Worse, Teixeira could be laying the groundwork to try and influence Braves management in the future, as in: I signed with the Braves b/c they promised me I could win here. Therefore, the Braves need to sign x y z free agents so we can win.
Based on his Rangers track record, that could be Teixeira's purpose for making such a statement. Wherever he plays, Teixeira might try to meddle in management's decisions.
Mark Teixeira has a whining personality. He is quick to blame team management for not acquiring the right kind of players to help a team win. He is quick to blame a team's field manager for ... whatever: incorrect in-game moves; failure to massage player egos; or, conversely, failure to crack the whip on players. With Mark Teixeira: it's always someone else's fault, and it's especially always management's fault.
Teixeira hit like a little girl in May of this year. The Rangers got avalanche-buried from the first instant of the 2007 season. By June, Teixeira was blaming Rangers' management for the team's predicament. I'm not saying Rangers' management was blameless. I'm saying Teixeira displayed some not-so-admirable and not-so-logical chutzpah.
Teixeira also had a terrible start in 2006. He blamed that on not getting enough at bats during the World Baseball Tournament. It was "the man's" fault: the organizers of the tourney; the baseball and union officials who agreed to participate in it; the manager of the U.S. team who kept putting Derek Lee in the line-up. Teixeira was a victim. You see what I'm getting at. BTW: Teixeira was a solid part of the reason the U.S. didn't win that tourney. He was HORRIBLE at the plate. But it wasn't his fault.
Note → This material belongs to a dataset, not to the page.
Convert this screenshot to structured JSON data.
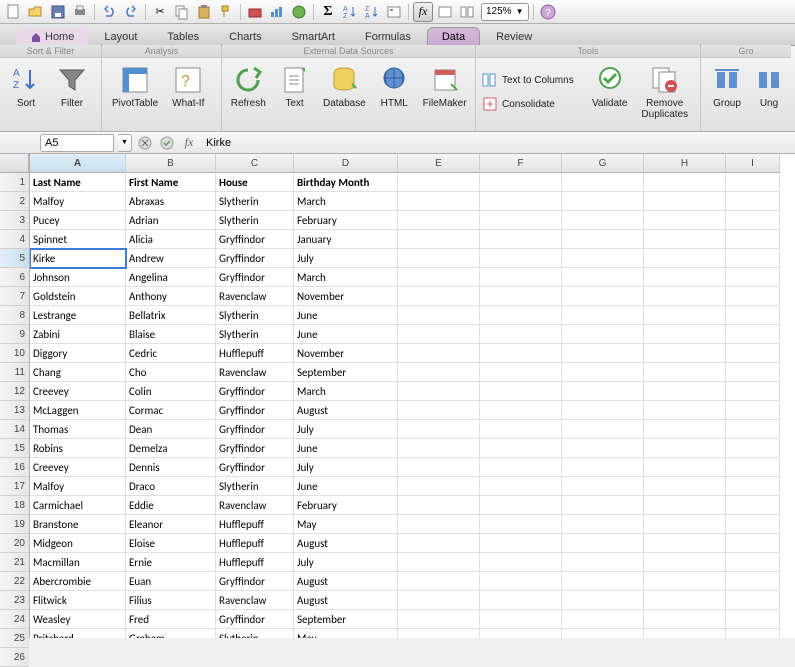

This is why I'm glad Mark Teixeira is gone from Texas. After watching for several years, this is my somewhat-learned-yet-could-still-be-wrong conjecture(its a dash --- day at the keyboard):
Teixeira intends to be a good guy, yet he is quietly, almost unintentionally malicious. If he was a role player, this personality quirk would be no big deal. His status as a star makes this a very big and very bad deal. If I was a player, I would initially enjoy hanging out with and being teammates with Teixeira. Soon enough, I would begin to fear he was a malignant force inside the clubhouse.
Mark Teixeira needs to be in a clubhouse where he is not the leader. He needs a team with about 5 leadership voices with more persuasive power than his own.
Further: Teixeira needs to be in a line-up where he is protected. He swings at too many bad pitches. This is a veeeeery subtle distinction. Teixeira is not an overt free swinger. He's kinda good at being selective - yet he is not as good as you ideally want your hitters to be.
There was an infamous shouting match in which Ron Washington shouted that he was not impressed with Teixeira's past statistics. Ron Washington meant that in his assessment - aka the Oakland A's assessment: Teixeira's statistics were cheap. Ron Washington meant that the Oakland A's did not consider Teixeira a consummate championship quality hitter. The Oakland A's believed they could taunt Teixeira with pitches on the edges, and get him out when they needed to. I've watched a ton of Mark Teixeira at bats. I believe the Oakland A's assessment was correct.
BUUUT: Teixeira is still a young player. He can still mature. He can still improve. In the long term, he can be a legitimate difference maker. He can be a monster who keeps the opposition awake at night. In the short term, Teixeira can succeed in a big way:
- if you put him in a clubhouse where his voice is no more than about the sixth most powerful voice on the team; and
- if you sandwich him between outstanding hitters, thus forcing pitchers to come to him.
Maybe, as he ages, Teixeira will mature both his personality and his pitch selection, and thus become the complete package. He has the intelligence to do that, and maybe he has the good-intentioned desire to do that. It's possible he is merely an immature, headstrong young guy who neverthless has good intentions. He might ripen into one of the top players in the game - and you can only say that about a few players. I was sick of him in Texas. However: maybe the situation was a classic moment in time, in which all parties just needed a fresh start. Teixeira is a good wager by the Atlanta Braves. I hope he is smart enough to stay there.